Open Circuits
The arte logo stands in bright pink in a glass atrium.
25.09.2019 – 15.11.2019

Please note: Access to the exhibition is by request only.

The exhibition »Open Circuits« in the atrium of ARTE, realized in collaboration with the ZKM, shows two works of art in dialogue: »Wipe Cycle« by Frank Gillette and Ira Schneider and »YOU:R:CODE« by Bernd Lintermann and Peter Weibel.

Both works refer to everyday life dominated by the media and to the dangers and potentials of media use. The exhibition spans the linkage between utopian demands of the 1960s and the challenges of today's media.

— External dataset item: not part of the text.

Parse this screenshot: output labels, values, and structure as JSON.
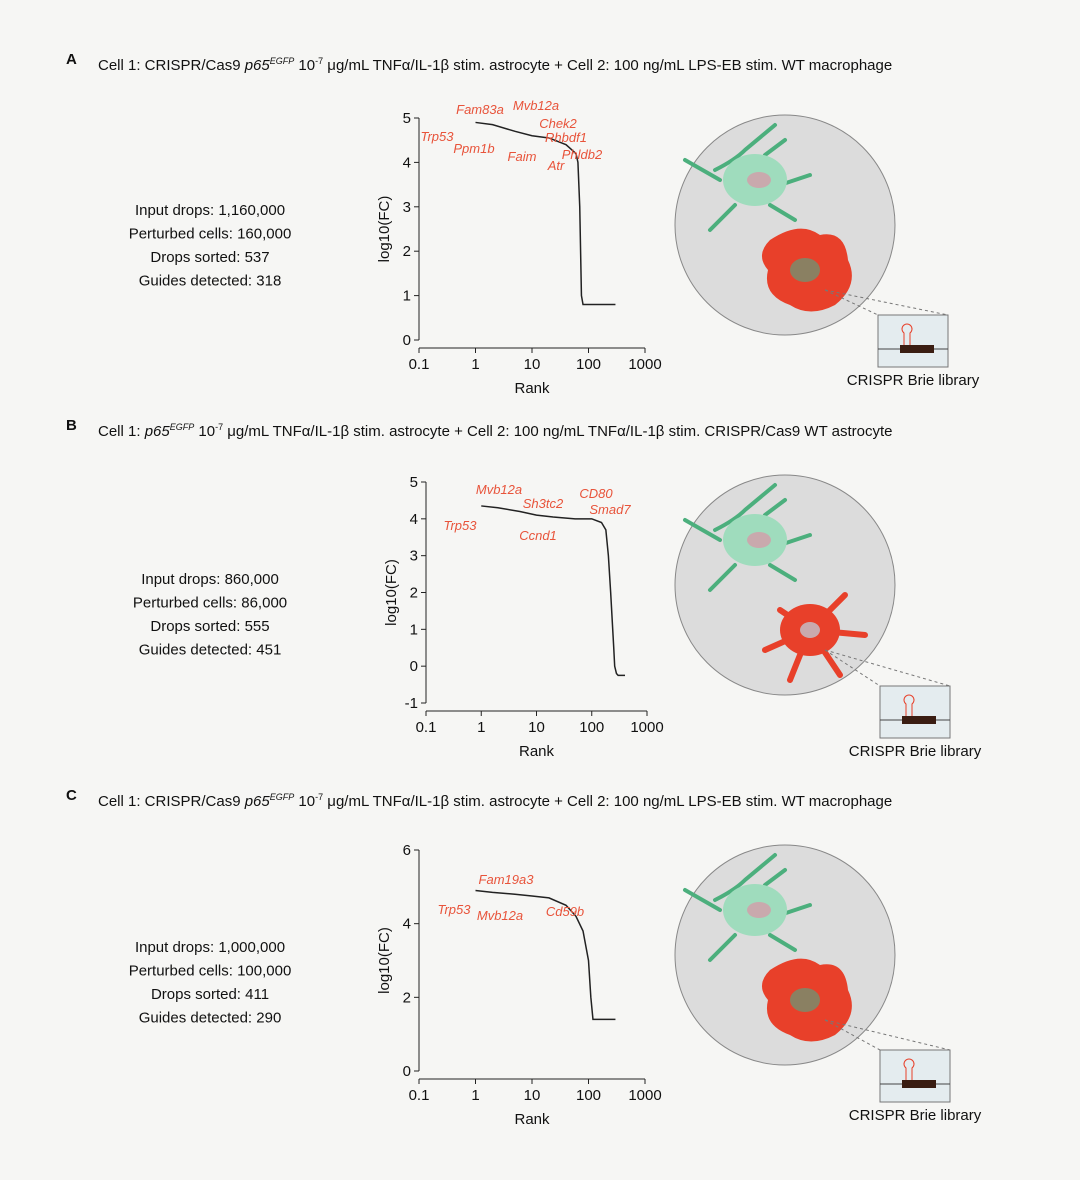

The video installation »Wipe Cycle« was created in 1969 and is representative of an era in which television celebrated its triumphal progress. The artists Frank Gillette and Ira Schneider wanted to break through the one-sided flow of information and the hegemony of the commercial television industry; they set themselves the goal of making recipients part of the flow of information. As members of the Raindance Corporation video collective (founded in 1969 and renamed the Raindance Foundation in 1971), they were influential in developing the concept of »media ecology«, which describes the environment as an information processing system which now allows technical, psychological, and aesthetic aspects to be handled as a whole. Their demand that information tools should be made accessible in order to give consumers back control over their lives made the members of Raindance Corporation pioneers of digital maturity. »Wipe Cycle« anticipates many issues of the digital age.

»Wipe Cycle« was one of the first video installations where visitors could see themselves on the monitor: live and as a delayed transmission of their own image. Their images rotated together with interspersed television programs and prerecorded videos. The inclusion of the visitor in the work, influenced by ideas from cybernetics, links to the work »YOU:R:CODE« by Bernd Lintermann and Peter Weibel, created in 2017 for the exhibition »Open Codes«. The work's title can be read in two ways: »your code« can refer to the transformation of one's image in the installation: the reflected image in the analog mirror gradually turns into  a data body. The second reading »you are code« refers to the fact that we ourselves consist of code (the genetic code forms the algorithm of life), which transforms us into readable objects for data analysts and artificial intelligences.